For lumbar spine conditions, if the spinal cord is not involved, disc herniations and stenosis can be treated nonoperatively, and the athlete may return to play as long as they can tolerate the pain and no neurologic compromise is identified, such as a foot drop. Fractures and traumatic injuries require a workup for stability, and the athlete should not be cleared until this is completed. Several reports exist on clearance and return to play in athletes after lumbar spine surgery. Importantly, the risk is significantly less than cervical lesions, yet still worthy of discussion. Clearance for return to sport after lumbar decompressive surgery is fairly straightforward, most often occurring in the 6–12 week time period, yet more controversy exists over fusion. Hsu et al. [52] evaluated 342 North American professional athletes with lumbar disc herniations, and 226 (66.1%) required surgery. Professional baseball players had a higher return to play rate than other sports, whereas American football players had a lower rate than other sports; however, no specific return to play times were reported. In 87 NHL players with lumbar disc herniations, 31 treated nonoperatively, 48 undergoing discectomy, and 8 undergoing a single-level fusion, return to play was high for all athletes at 85% [53]. The lumbar fusion group did not show a decrease in games played per season or performance after surgery [53]. Moreover, return to play after lumbar fusion in golfers, a low contact sport, is high, with 50% returning to on-course play within 1 year of lumbar fusion surgery [54]. Larger fusions for spondylolisthesis or scoliosis correction should be counseled on an individual patient basis, and likely require a longer recovery period before return to play [55].

Conclusions

In an athlete with an existing neurologic condition or prior neurologic injury, clearance for participation is rarely straightforward, with many academic, sport, and personal factors to consider.
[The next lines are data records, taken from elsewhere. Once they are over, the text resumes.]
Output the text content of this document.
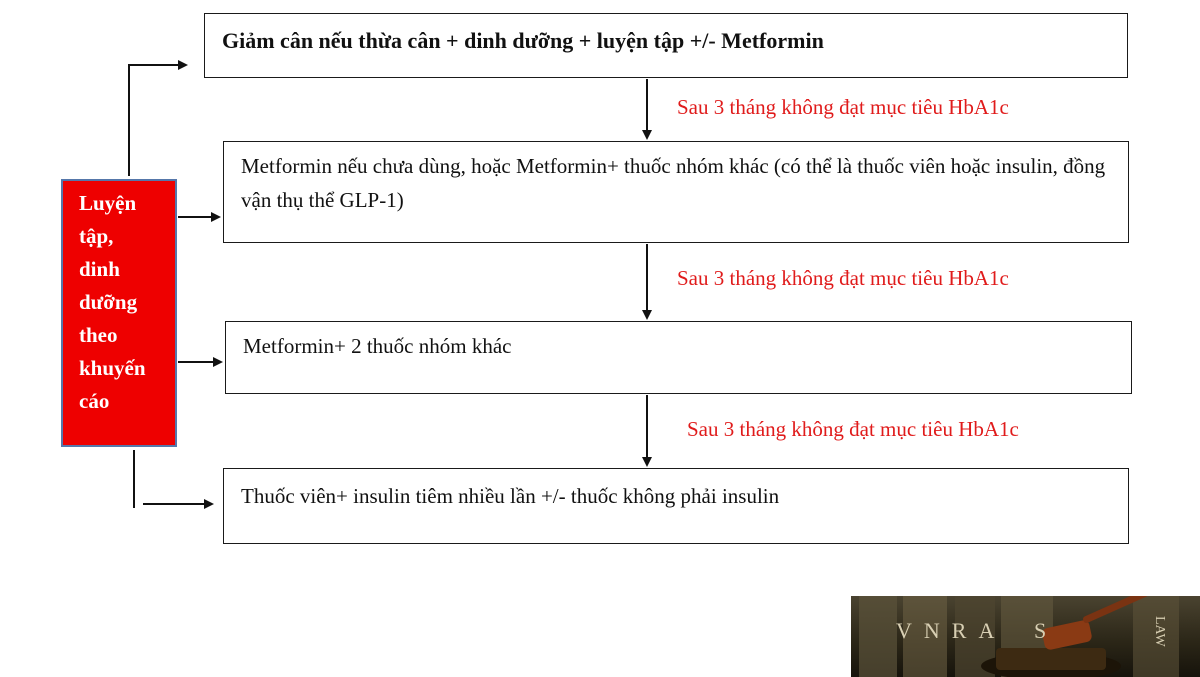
Giảm cân nếu thừa cân + dinh dưỡng + luyện tập +/- Metformin
Metformin nếu chưa dùng, hoặc Metformin+ thuốc nhóm khác (có thể là thuốc viên hoặc insulin, đồng vận thụ thể GLP-1)
Metformin+ 2 thuốc nhóm khác
Thuốc viên+ insulin tiêm nhiều lần +/- thuốc không phải insulin
Sau 3 tháng không đạt mục tiêu HbA1c
Sau 3 tháng không đạt mục tiêu HbA1c
Sau 3 tháng không đạt mục tiêu HbA1c
Luyện
tập,
dinh
dưỡng
theo
khuyến
cáo
VNRA S	LAW
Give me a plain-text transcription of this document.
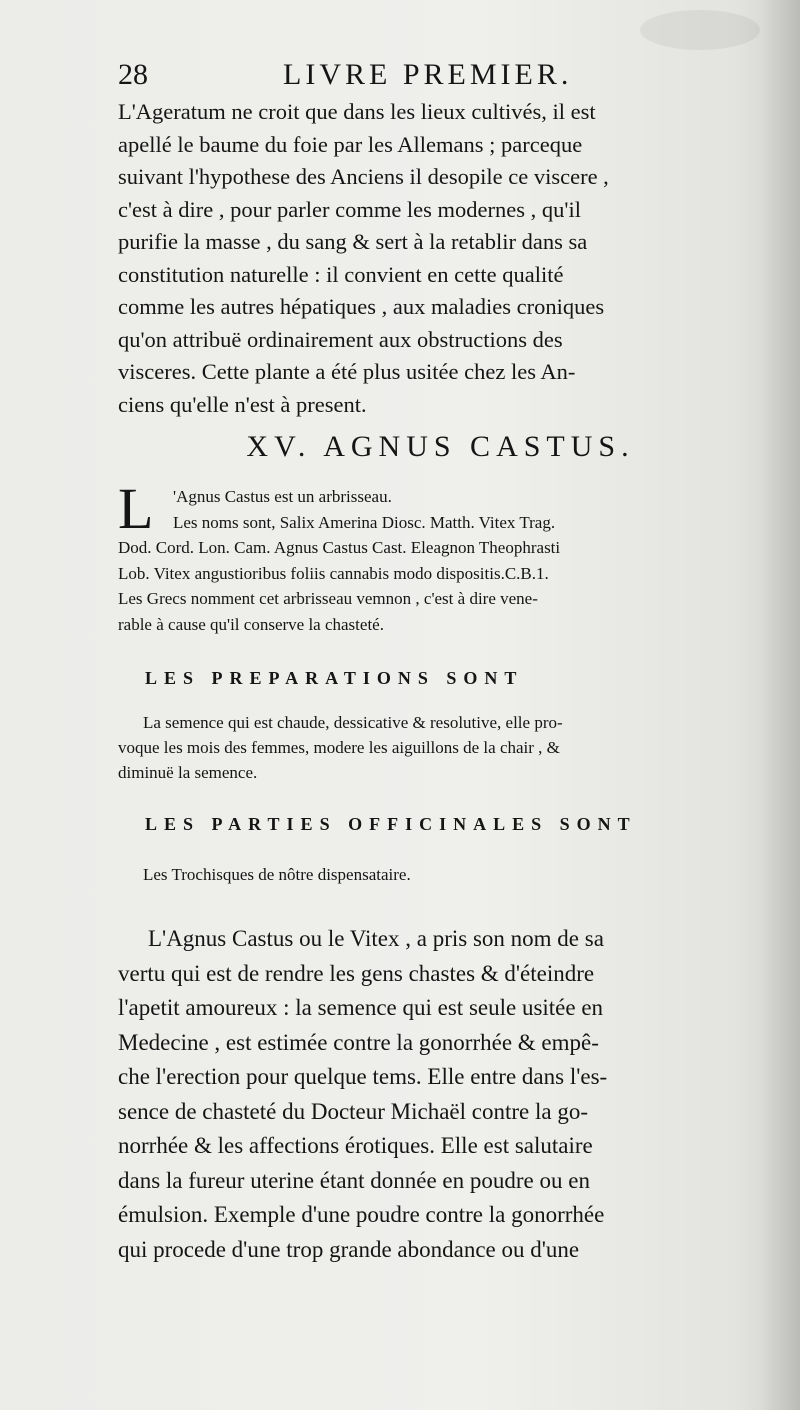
28	LIVRE PREMIER.
L'Ageratum ne croit que dans les lieux cultivés, il est
apellé le baume du foie par les Allemans ; parceque
suivant l'hypothese des Anciens il desopile ce viscere ,
c'est à dire , pour parler comme les modernes , qu'il
purifie la masse , du sang & sert à la retablir dans sa
constitution naturelle : il convient en cette qualité
comme les autres hépatiques , aux maladies croniques
qu'on attribuë ordinairement aux obstructions des
visceres. Cette plante a été plus usitée chez les An-
ciens qu'elle n'est à present.
XV. AGNUS CASTUS.
L	'Agnus Castus est un arbrisseau.
Les noms sont, Salix Amerina Diosc. Matth. Vitex Trag.
Dod. Cord. Lon. Cam. Agnus Castus Cast. Eleagnon Theophrasti
Lob. Vitex angustioribus foliis cannabis modo dispositis.C.B.1.
Les Grecs nomment cet arbrisseau vemnon , c'est à dire vene-
rable à cause qu'il conserve la chasteté.
LES PREPARATIONS SONT
La semence qui est chaude, dessicative & resolutive, elle pro-
voque les mois des femmes, modere les aiguillons de la chair , &
diminuë la semence.
LES PARTIES OFFICINALES SONT
Les Trochisques de nôtre dispensataire.
L'Agnus Castus ou le Vitex , a pris son nom de sa
vertu qui est de rendre les gens chastes & d'éteindre
l'apetit amoureux : la semence qui est seule usitée en
Medecine , est estimée contre la gonorrhée & empê-
che l'erection pour quelque tems. Elle entre dans l'es-
sence de chasteté du Docteur Michaël contre la go-
norrhée & les affections érotiques. Elle est salutaire
dans la fureur uterine étant donnée en poudre ou en
émulsion. Exemple d'une poudre contre la gonorrhée
qui procede d'une trop grande abondance ou d'une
Neurosurgeons are often asked to provide informed counseling for parents and athletes in these situations. Given the absence of accepted, all-encompassing guidelines, obtaining a full neurologic history and exam in each individual athlete is crucial, as each athlete is truly unique. Though neurosurgeons are charged with leading these complex decisions, in most cases, parents and athletes ultimately make the final decision to return or not after understanding the potential associated risks. Sports neurosurgeons should understand the factors important in pre-participation screening, lead the multi-disciplinary discussions involved in sport participation, and continue to improve the process of pre-participation screening.